The Mole People (1956)

There is just enough ‘oomph’ to “Mole People” to mark it as a minor classic (50’s Universal B flick division). The idea of an lost ancient civilization sealed away from the modern world by time and catastrophe and buried far underground is a powerful one (dating back to the Greek Hades/River Styx days), and there are elements of interest in the exposition and the plot – a slave race of mutants, a decadent people so accustomed to the dark that a flashlight is a source of overpowering pain, a society that must limit its numbers due to the limited food supply and sacrifices its youngest (and heretics) to the mysterious power found in a mystery chamber.

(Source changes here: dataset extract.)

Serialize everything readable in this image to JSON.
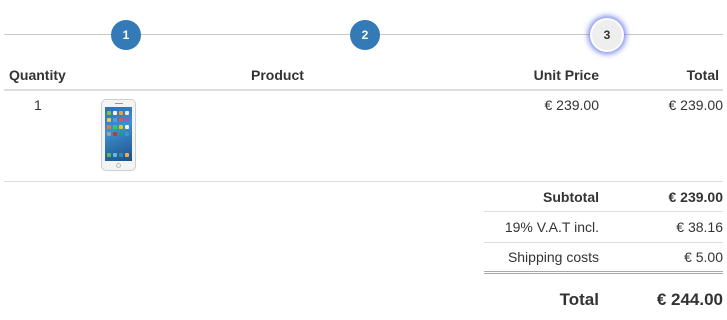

Too bad this heady brew, which could have made for a powerful, disturbing experience in the hands of someone like Neil Gaiman or Alan Moore, was handled with the usual manner of an under-budgeted 50’s B flick. It’s not that the lead actors (Agar, Beaumont and Paiva) are so bad…well they ARE bad, but they are at the mercy of the script (which sinks the plot with indigestible wads of exposition) and direction (long dull sequences where nothing much happens and over-packed action sequences where nothing believable happens.) The actors do their best, but to no avail.

BTW, I can accept the idea that this lost civilization is declining and decadent, but judging by the fight sequences, their soldiers and enforcers have the muscle tone and fighting skills of prepubescent girls. This tends to undercut the dramatic value of the scenes where Agar and company make a break for freedom, or the revolt scenes where the mutant mole people finally rise up against their overlords. And someone needed to educate the film makers that “decadent” is not the same thing as “effete”.

In “Mole People”‘s favor: the first shot of the huge cavern our heroes emerge into is very nicely done indeed, one of the best matte effects of its day. The “surprise” twist which reveals the truth of the iconic symbol worshiped by the lost society and the sacrificial chamber is a nice little bit of writing. The cruelly ironic fate suffered by Agar’s love interest made me wince a bit (she deserved better). And a nice closing shot that writes “Finis” to the move wraps things up nicely.

Worth seeing once, if only for the historical interest. You just KNOW that a modern remake is being developed somewhere right now, but production values aside, it won’t have the classic factor this one does.